Литмир - Электронная Библиотека
Содержание  
A
A

Он. Гнусная шлюха, ты зовешь меня пьяницей, а сама прячешь любовника за распятиями? [Муж расписывает распятия.]

Она. Это ты мне?

Он. Нет, ослиному дерьму!

Она. Ну, лучшего собеседника ты и не заслуживаешь.

Он. Совсем потеряла стыд, потаскуха? Не знаю, почему я еще не сунул тебе вон ту головешку в одно место.

Она. Только попробуй… Клянусь Богом, ты дорого заплатишь, если только меня тронешь.

Он. Ты грязная свинья, а твой дружок… <…>

Она. <…> Да будут прокляты те, кто заставляет дочерей выходить замуж за художников, за этих полоумных шутов, которые вечно пьянствуют, — богомерзкий сброд!
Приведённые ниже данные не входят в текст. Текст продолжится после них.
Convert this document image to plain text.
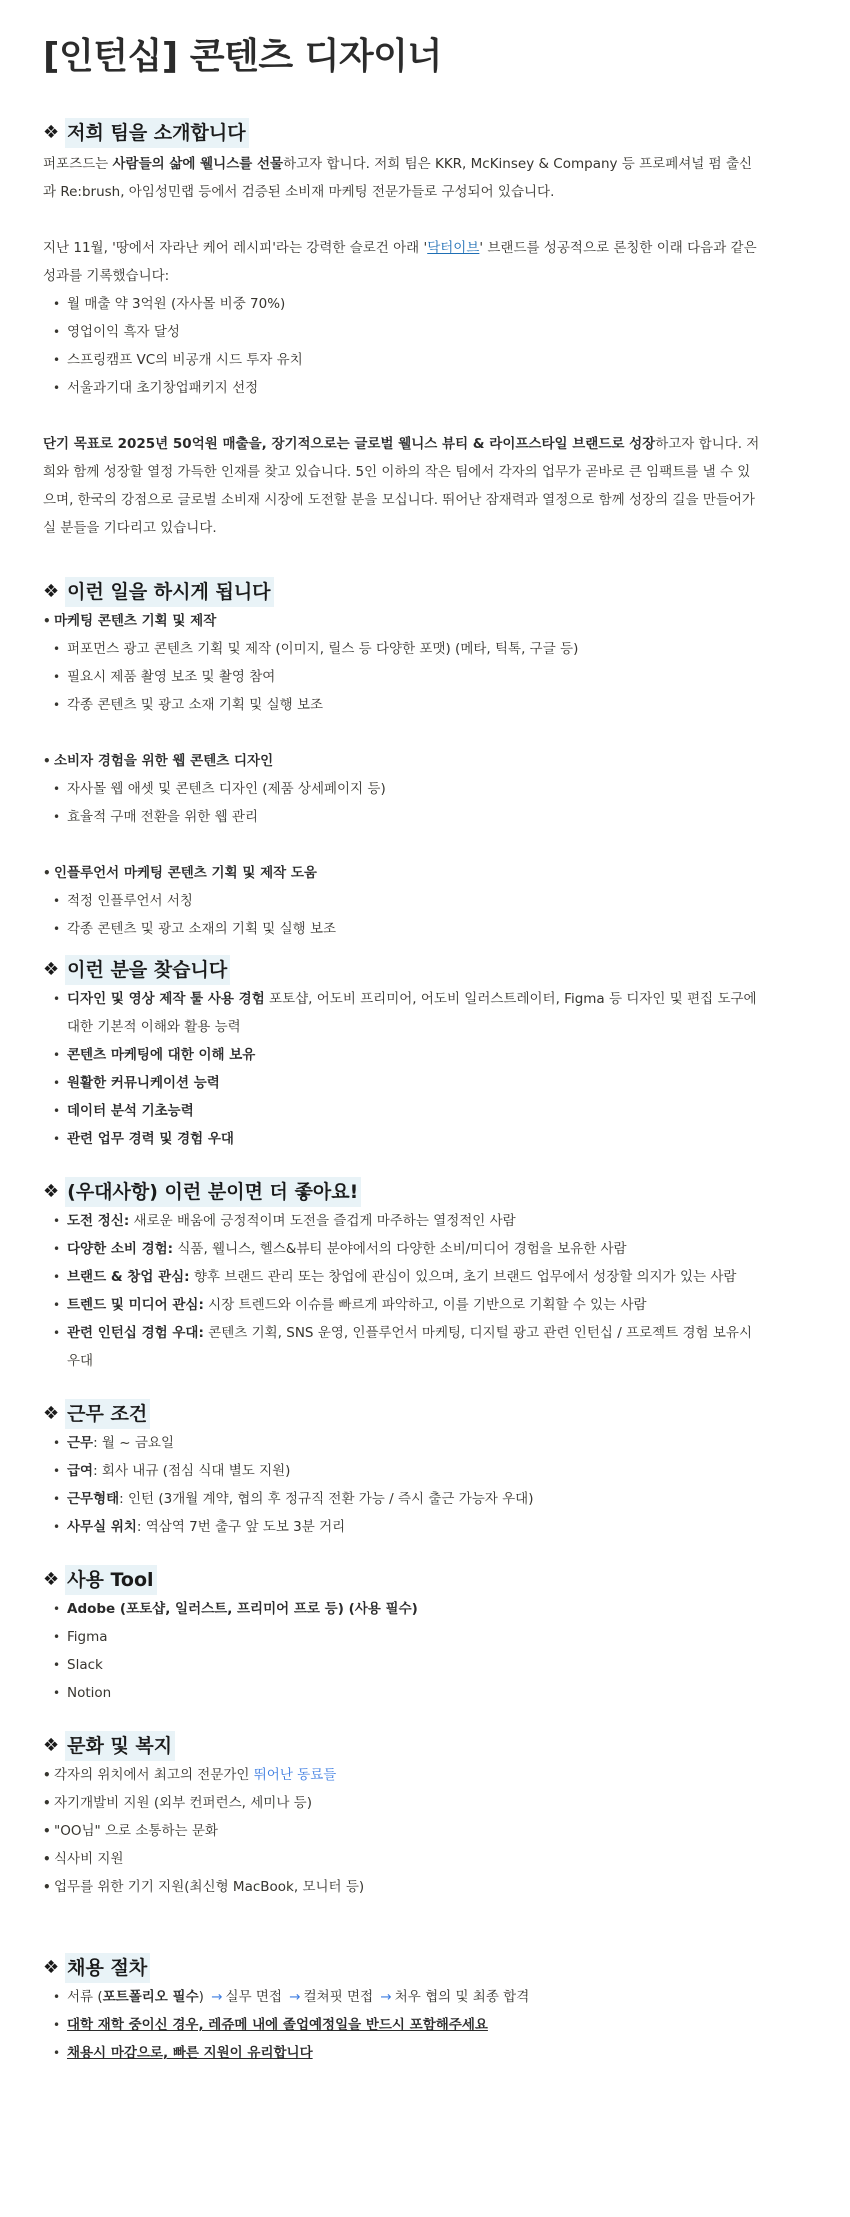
[인턴십] 콘텐츠 디자이너
❖ 저희 팀을 소개합니다

퍼포즈드는 사람들의 삶에 웰니스를 선물하고자 합니다. 저희 팀은 KKR, McKinsey & Company 등 프로페셔널 펌 출신
과 Re:brush, 아임성민랩 등에서 검증된 소비재 마케팅 전문가들로 구성되어 있습니다.

지난 11월, '땅에서 자라난 케어 레시피'라는 강력한 슬로건 아래 '닥터이브' 브랜드를 성공적으로 론칭한 이래 다음과 같은
성과를 기록했습니다:

• 월 매출 약 3억원 (자사몰 비중 70%)
• 영업이익 흑자 달성
• 스프링캠프 VC의 비공개 시드 투자 유치
• 서울과기대 초기창업패키지 선정

단기 목표로 2025년 50억원 매출을, 장기적으로는 글로벌 웰니스 뷰티 & 라이프스타일 브랜드로 성장하고자 합니다. 저
희와 함께 성장할 열정 가득한 인재를 찾고 있습니다. 5인 이하의 작은 팀에서 각자의 업무가 곧바로 큰 임팩트를 낼 수 있
으며, 한국의 강점으로 글로벌 소비재 시장에 도전할 분을 모십니다. 뛰어난 잠재력과 열정으로 함께 성장의 길을 만들어가
실 분들을 기다리고 있습니다.

❖ 이런 일을 하시게 됩니다
• 마케팅 콘텐츠 기획 및 제작
• 퍼포먼스 광고 콘텐츠 기획 및 제작 (이미지, 릴스 등 다양한 포맷) (메타, 틱톡, 구글 등)
• 필요시 제품 촬영 보조 및 촬영 참여
• 각종 콘텐츠 및 광고 소재 기획 및 실행 보조
• 소비자 경험을 위한 웹 콘텐츠 디자인
• 자사몰 웹 애셋 및 콘텐츠 디자인 (제품 상세페이지 등)
• 효율적 구매 전환을 위한 웹 관리
• 인플루언서 마케팅 콘텐츠 기획 및 제작 도움
• 적정 인플루언서 서칭
• 각종 콘텐츠 및 광고 소재의 기획 및 실행 보조
❖ 이런 분을 찾습니다
• 디자인 및 영상 제작 툴 사용 경험 포토샵, 어도비 프리미어, 어도비 일러스트레이터, Figma 등 디자인 및 편집 도구에
대한 기본적 이해와 활용 능력
• 콘텐츠 마케팅에 대한 이해 보유
• 원활한 커뮤니케이션 능력
• 데이터 분석 기초능력
• 관련 업무 경력 및 경험 우대
❖ (우대사항) 이런 분이면 더 좋아요!
• 도전 정신: 새로운 배움에 긍정적이며 도전을 즐겁게 마주하는 열정적인 사람
• 다양한 소비 경험: 식품, 웰니스, 헬스&뷰티 분야에서의 다양한 소비/미디어 경험을 보유한 사람
• 브랜드 & 창업 관심: 향후 브랜드 관리 또는 창업에 관심이 있으며, 초기 브랜드 업무에서 성장할 의지가 있는 사람
• 트렌드 및 미디어 관심: 시장 트렌드와 이슈를 빠르게 파악하고, 이를 기반으로 기획할 수 있는 사람
• 관련 인턴십 경험 우대: 콘텐츠 기획, SNS 운영, 인플루언서 마케팅, 디지털 광고 관련 인턴십 / 프로젝트 경험 보유시
우대
❖ 근무 조건
• 근무: 월 ~ 금요일
• 급여: 회사 내규 (점심 식대 별도 지원)
• 근무형태: 인턴 (3개월 계약, 협의 후 정규직 전환 가능 / 즉시 출근 가능자 우대)
• 사무실 위치: 역삼역 7번 출구 앞 도보 3분 거리
❖ 사용 Tool
• Adobe (포토샵, 일러스트, 프리미어 프로 등) (사용 필수)
• Figma
• Slack
• Notion
❖ 문화 및 복지
• 각자의 위치에서 최고의 전문가인 뛰어난 동료들
• 자기개발비 지원 (외부 컨퍼런스, 세미나 등)
• "OO님" 으로 소통하는 문화
• 식사비 지원
• 업무를 위한 기기 지원(최신형 MacBook, 모니터 등)
❖ 채용 절차
• 서류 (포트폴리오 필수) → 실무 면접 → 컬쳐핏 면접 → 처우 협의 및 최종 합격
• 대학 재학 중이신 경우, 레쥬메 내에 졸업예정일을 반드시 포함해주세요
• 채용시 마감으로, 빠른 지원이 유리합니다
Данный эпизод, представленный Саккетти в комическом виде, выявляет действительные проблемы, стоявшие перед семьей: жить с художником (в рассказе его зовут Мино) означает терпеть грубость человека, который долгое время вращался в компании молодых неженатых мужчин; это означает мириться с определенными склонностями живописцев (загулы, кутежи), тогда как девушки, выросшие в иной среде, к этому не привыкли. Стало быть, в одном месте придется совмещать опыт жены, благовоспитанной юной девушки, и мужа, поначалу впитавшего дух юношеской вольницы, а потом своеобразные привычки флорентийских художников: иными словами, здесь соединяется «наследие» трех разных частных сред. Можно понять, в каком положении оказалась молодая женщина и какие ее окружают соблазны.
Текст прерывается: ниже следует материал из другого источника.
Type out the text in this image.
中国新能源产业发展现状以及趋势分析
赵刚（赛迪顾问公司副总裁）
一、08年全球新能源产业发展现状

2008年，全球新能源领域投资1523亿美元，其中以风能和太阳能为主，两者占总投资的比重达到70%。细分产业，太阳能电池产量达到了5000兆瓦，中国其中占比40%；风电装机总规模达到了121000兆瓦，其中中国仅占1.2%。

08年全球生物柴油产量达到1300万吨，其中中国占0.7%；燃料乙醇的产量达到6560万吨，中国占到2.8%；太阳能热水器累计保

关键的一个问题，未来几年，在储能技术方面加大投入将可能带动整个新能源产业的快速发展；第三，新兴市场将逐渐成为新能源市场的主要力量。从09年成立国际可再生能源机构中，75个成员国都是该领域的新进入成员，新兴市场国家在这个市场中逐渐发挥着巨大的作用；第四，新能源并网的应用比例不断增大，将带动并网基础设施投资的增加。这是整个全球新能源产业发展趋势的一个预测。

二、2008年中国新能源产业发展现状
«Супружеская» семья (семья с ребенком) тоже сталкивается с определенными ограничениями и трудностями, вызванными по большей части той же необходимостью взаимного сосуществования и столкновением разнородных частных сфер. Иногда проблемы начинаются с рождением ребенка; для бедной семьи появление еще одного рта — настоящая катастрофа; если ребенок незаконнорожденный, то это чревато крупными неприятностями в любой социальной среде; молодая вдова, имея маленьких детей от первого брака, не может надеяться повторно выйти замуж, хотя семья настойчиво склоняет ее к этому. Нередко случается, что нужда (в первом случае), социальные предрассудки или личный интерес (в двух последних) толкают на детоубийство или отказ от ребенка (особенно если это девочка). Бастардов и девочек из бедных семей отдают в детские приюты; детей вдов, долгое время не забираемых у кормилицы, поручают заботам семьи их отца (Тоскана, конец XIV–XV век). В случае с бастардами и вдовами ощущается давление линьяжа. Его честь, его сплоченность и интересы ставятся выше чувств матерей. Давая добровольное согласие на повторный брак, вдовы показывают, что они предпочитают положение жены положению матери, хотя им приходится сделать поистине трудный выбор. В таких конфликтах, в которые вовлечено одновременно несколько частных сфер (линьяж; законные супруги; матери; наконец, сами дети), сторонам зачастую бывает нелегко сориентироваться.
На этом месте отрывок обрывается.